Quatro alunos do curso de medicina da Universidade de Taubaté (Unitau), contemplados com bolsas de estudo do Simube para custeio do curso, perderam o benefício após constatação de fraude. Eles foram comunicados nesta segunda-feira (10) e os nomes dos estudantes substitutos foram publicados no Diário Oficial.

De acordo com a prefeitura, os alunos fraudaram documentos e situações para ganharem o benefício que custeava 80% do valor da mensalidade, de R$ 6,2 mil. Os estudantes também foram denunciados ao Ministério Público.

Segundo a comissão do Sistema Municipal de Bolsas de Estudo (Simube) a apuração começou no início de junho, depois de levantarem uma lista de 23 alunos com possíveis irregularidades no programa. Destes, 14 eram do curso de medicina, único curso em que há a modalidade custeio – em que não há retorno financeiro à administração. Em outras modalidades, os alunos ';pagam'; o benefício com prestação de serviços à universidade, por exemplo.

As denúncias apontavam que os candidatos teriam fraudado documentos e situações para provar critérios como renda familiar e tempo de residência no município – a lei do Simube exige que o aluno tenha tempo mínimo de cinco anos de residência em Taubaté. Em alguns dos casos, vizinhos e familiares teriam endossado as fraudes ao informar o tempo de moradia às assistentes sociais do programa durante visitas às residências.

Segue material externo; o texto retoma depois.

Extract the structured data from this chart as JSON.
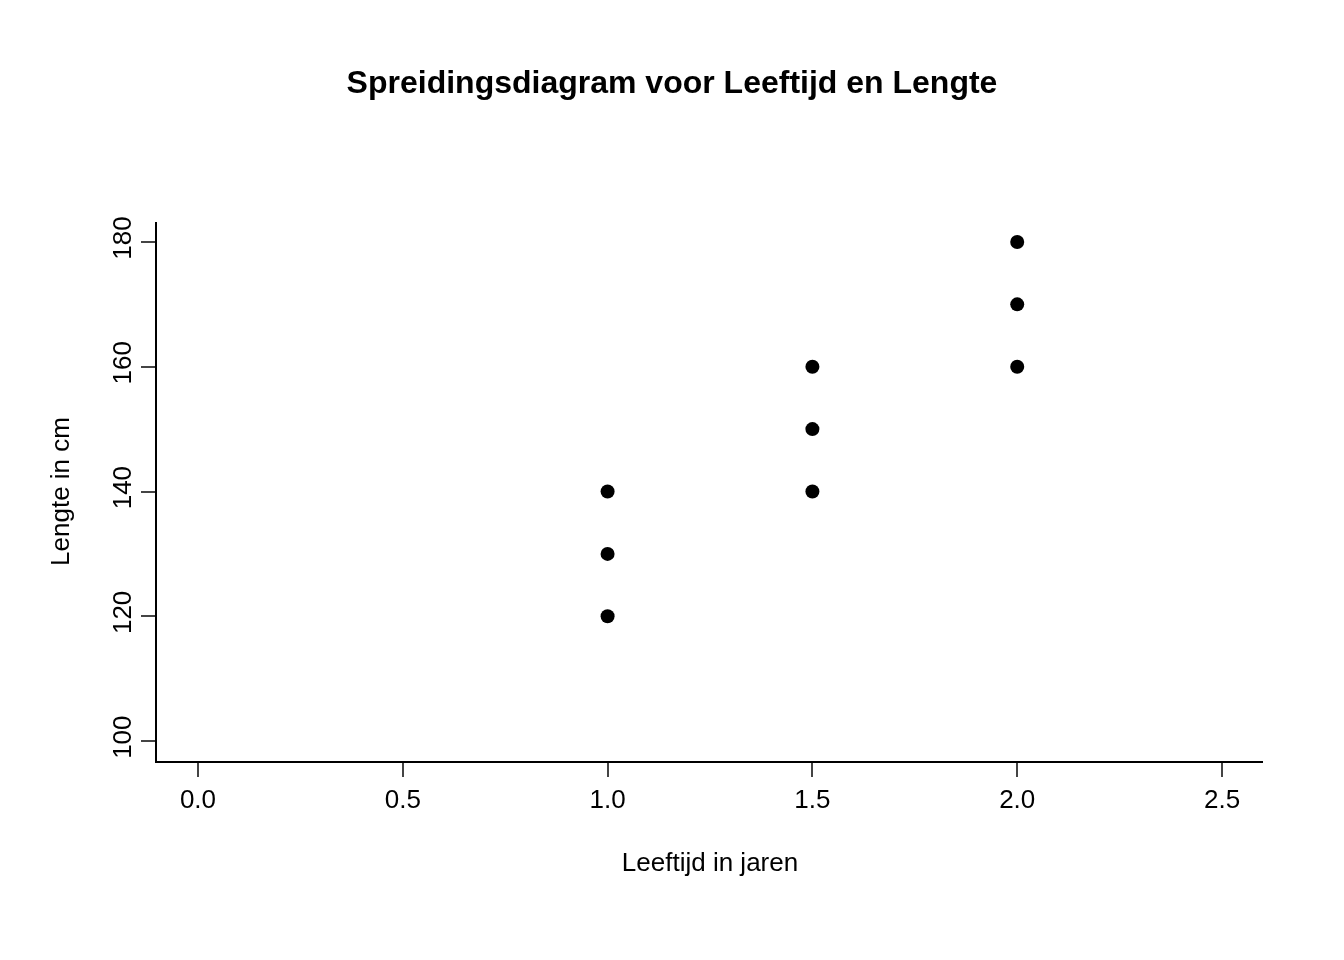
{
  "chart_data": {
    "type": "scatter",
    "title": "Spreidingsdiagram voor Leeftijd en Lengte",
    "xlabel": "Leeftijd in jaren",
    "ylabel": "Lengte in cm",
    "x": [
      1,
      1,
      1,
      1.5,
      1.5,
      1.5,
      2,
      2,
      2
    ],
    "series": [
      {
        "color": "#000000",
        "values": [
          120,
          130,
          140,
          140,
          150,
          160,
          160,
          170,
          180
        ]
      }
    ],
    "xlim": [
      -0.1,
      2.6
    ],
    "ylim": [
      96.8,
      183.2
    ],
    "xticks": [
      {
        "value": 0,
        "label": "0.0"
      },
      {
        "value": 0.5,
        "label": "0.5"
      },
      {
        "value": 1,
        "label": "1.0"
      },
      {
        "value": 1.5,
        "label": "1.5"
      },
      {
        "value": 2,
        "label": "2.0"
      },
      {
        "value": 2.5,
        "label": "2.5"
      }
    ],
    "yticks": [
      100,
      120,
      140,
      160,
      180
    ],
    "marker": "circle"
  }
}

Três dos alunos de medicina excluídos do programa perderam o auxílio por irregularidades no tempo de moradia. Os estudantes eram de Bagé (RS), Valença (RJ) e Pindamonhangaba. A fraude foi constatada após checagem em documentos escolares. Em um deles, a estudante havia concluído o ensino médio em Bagé, no Rio Grande do Sul.

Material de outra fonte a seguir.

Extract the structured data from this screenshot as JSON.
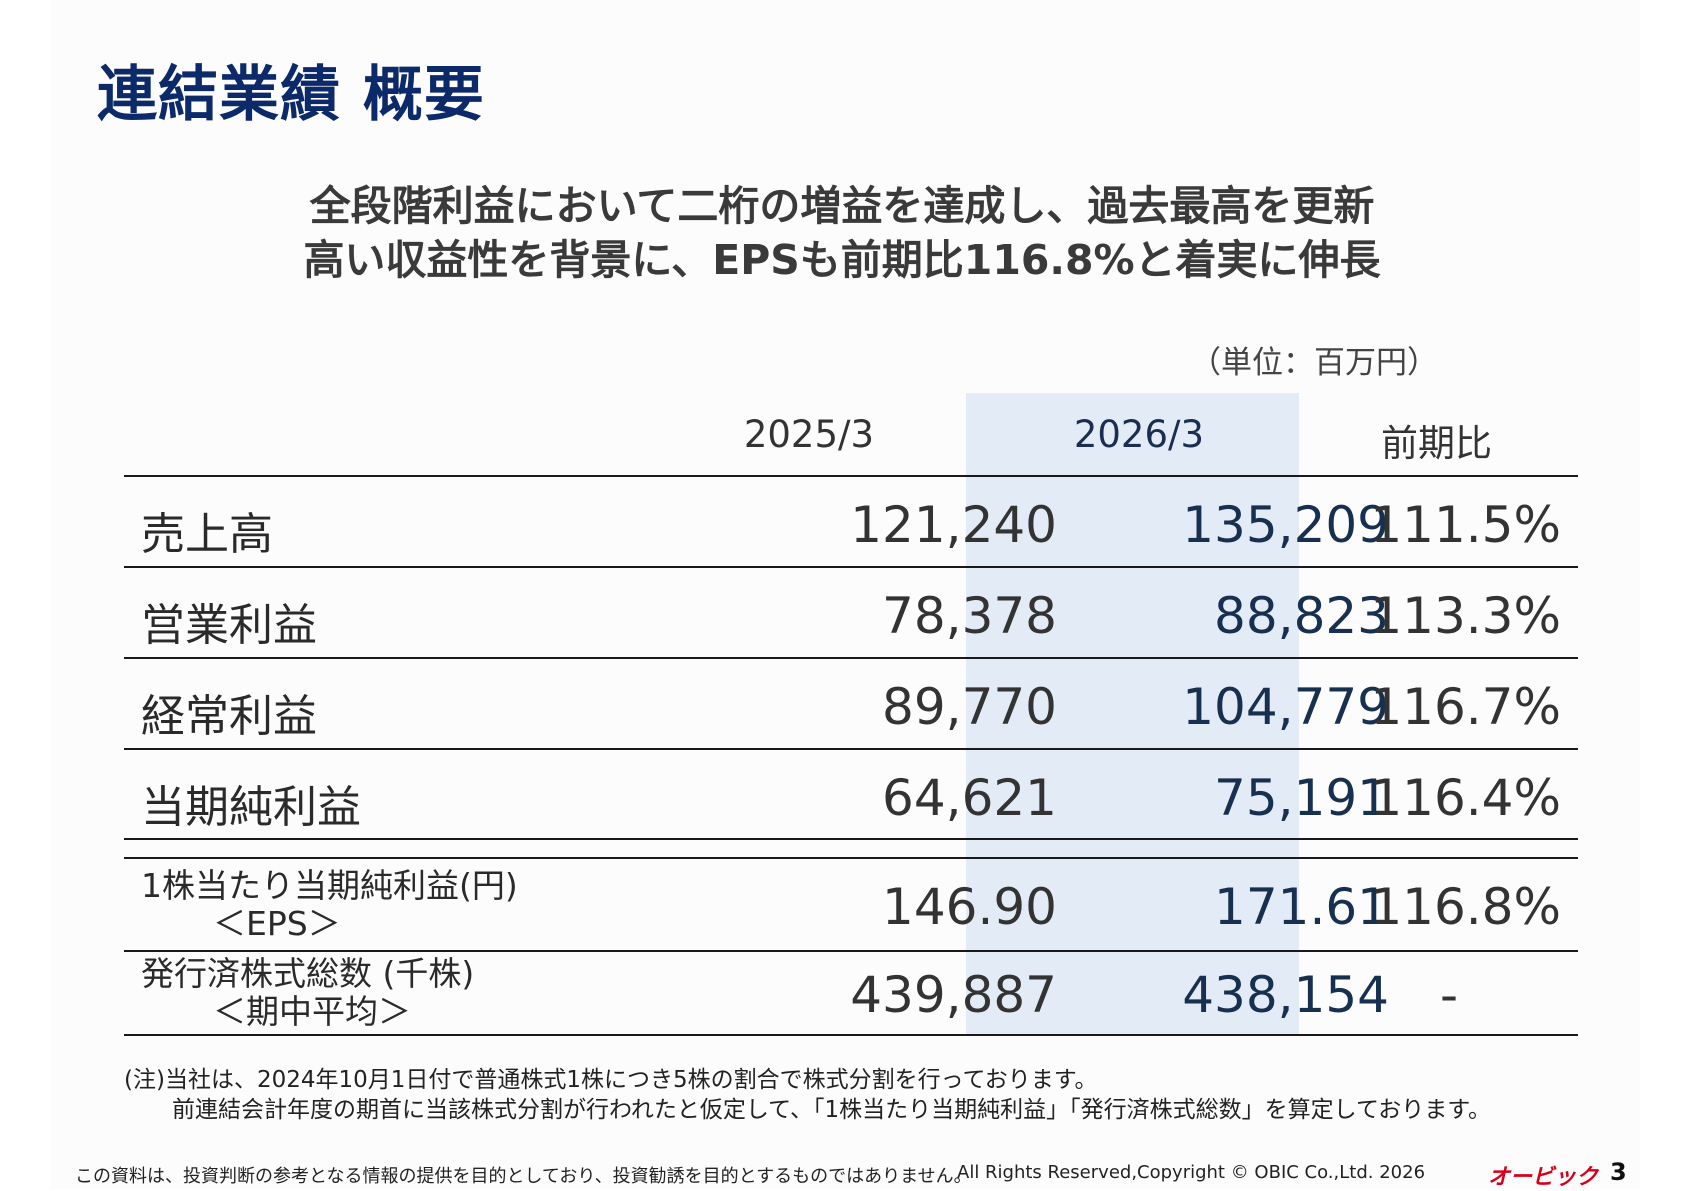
{
  "title": "連結業績 概要",
  "headline": {
    "line1": "全段階利益において二桁の増益を達成し、過去最高を更新",
    "line2": "高い収益性を背景に、EPSも前期比116.8%と着実に伸長"
  },
  "unit": "（単位：百万円）",
  "table": {
    "columns": [
      "2025/3",
      "2026/3",
      "前期比"
    ],
    "rows": [
      {
        "label": "売上高",
        "prev": "121,240",
        "cur": "135,209",
        "ratio": "111.5%"
      },
      {
        "label": "営業利益",
        "prev": "78,378",
        "cur": "88,823",
        "ratio": "113.3%"
      },
      {
        "label": "経常利益",
        "prev": "89,770",
        "cur": "104,779",
        "ratio": "116.7%"
      },
      {
        "label": "当期純利益",
        "prev": "64,621",
        "cur": "75,191",
        "ratio": "116.4%"
      }
    ],
    "eps": {
      "label": "1株当たり当期純利益(円)",
      "sub": "＜EPS＞",
      "prev": "146.90",
      "cur": "171.61",
      "ratio": "116.8%"
    },
    "shares": {
      "label": "発行済株式総数 (千株)",
      "sub": "＜期中平均＞",
      "prev": "439,887",
      "cur": "438,154",
      "ratio": "-"
    }
  },
  "note": {
    "line1": "(注)当社は、2024年10月1日付で普通株式1株につき5株の割合で株式分割を行っております。",
    "line2": "前連結会計年度の期首に当該株式分割が行われたと仮定して、「1株当たり当期純利益」「発行済株式総数」を算定しております。"
  },
  "footer": {
    "disclaimer": "この資料は、投資判断の参考となる情報の提供を目的としており、投資勧誘を目的とするものではありません。",
    "copyright": "All Rights Reserved,Copyright © OBIC Co.,Ltd. 2026",
    "logo": "オービック",
    "page": "3"
  }
}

Outro aluno foi excluído do programa depois da apuração constatar que a renda familiar era maior que a declarada. O aluno, inclusive, era morador de um condomínio de alto padrão.

Os excluídos apresentaram a defesa, que foi analisada, mas a decisão de comissão foi mantida. Além de responder à Justiça, os alunos também vão ficar impedidos de participar do programa pelos próximos cinco anos como sanção administrativa.

 

Valores

 

A modalidade custeio é uma das mais concorridas, porque com ela os alunos podem ter até 80% da mensalidade paga pela administração municipal - correspondente a R$ 4,9 mil. Diferente do financiamento, nesta modalidade, após o final do curso, o aluno não precisa ressarcir o valor investido.

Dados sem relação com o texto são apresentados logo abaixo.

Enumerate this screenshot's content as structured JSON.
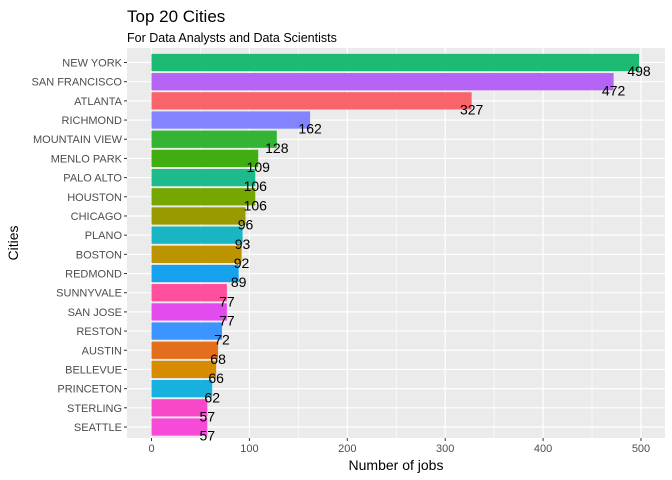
{
  "chart_data": {
    "type": "bar",
    "orientation": "horizontal",
    "title": "Top 20 Cities",
    "subtitle": "For Data Analysts and Data Scientists",
    "xlabel": "Number of jobs",
    "ylabel": "Cities",
    "xlim": [
      0,
      500
    ],
    "xticks": [
      0,
      100,
      200,
      300,
      400,
      500
    ],
    "grid": true,
    "legend": "none",
    "categories": [
      "NEW YORK",
      "SAN FRANCISCO",
      "ATLANTA",
      "RICHMOND",
      "MOUNTAIN VIEW",
      "MENLO PARK",
      "PALO ALTO",
      "HOUSTON",
      "CHICAGO",
      "PLANO",
      "BOSTON",
      "REDMOND",
      "SUNNYVALE",
      "SAN JOSE",
      "RESTON",
      "AUSTIN",
      "BELLEVUE",
      "PRINCETON",
      "STERLING",
      "SEATTLE"
    ],
    "values": [
      498,
      472,
      327,
      162,
      128,
      109,
      106,
      106,
      96,
      93,
      92,
      89,
      77,
      77,
      72,
      68,
      66,
      62,
      57,
      57
    ],
    "colors": [
      "#1DBA74",
      "#B563F5",
      "#F8646A",
      "#8383FF",
      "#33B433",
      "#40AE10",
      "#1DBB8B",
      "#76A600",
      "#999A00",
      "#1AB5C2",
      "#BB9400",
      "#17A2F0",
      "#FF4F9C",
      "#E34BEF",
      "#3C94FF",
      "#E36E1B",
      "#D68B00",
      "#17B1DF",
      "#F848C9",
      "#F84AD8"
    ]
  }
}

O repasse da prefeitura à Unitau é feito semestralmente. Por isso, o valor de mais de R$ 115 mil para bancar a bolsa não será repassado no caso dos estudantes excluídos do programa. Com isso, a dívida passa a ser deles e terá que ser negociada com a Unitau para fazer a matrícula no próximo semestre.

 

Chamamento

 

A prefeitura fez uma nova chamada para os alunos que estavam na lista de espera. Os quatro novos contemplados estavam na modalidade financiamento e também são do curso de medicina. O grupo fazia parte dos investigados pela comissão, mas as irregularidades forma descartadas.

Com a rotatividade, outros 40 bolsistas de diversos cursos serão chamados até o fim de julho. Os alunos estavam na lista de espera do programa desde o início do ano.

A Universidade de Taubaté não comentou sobre a exclusão dos estudantes do programa.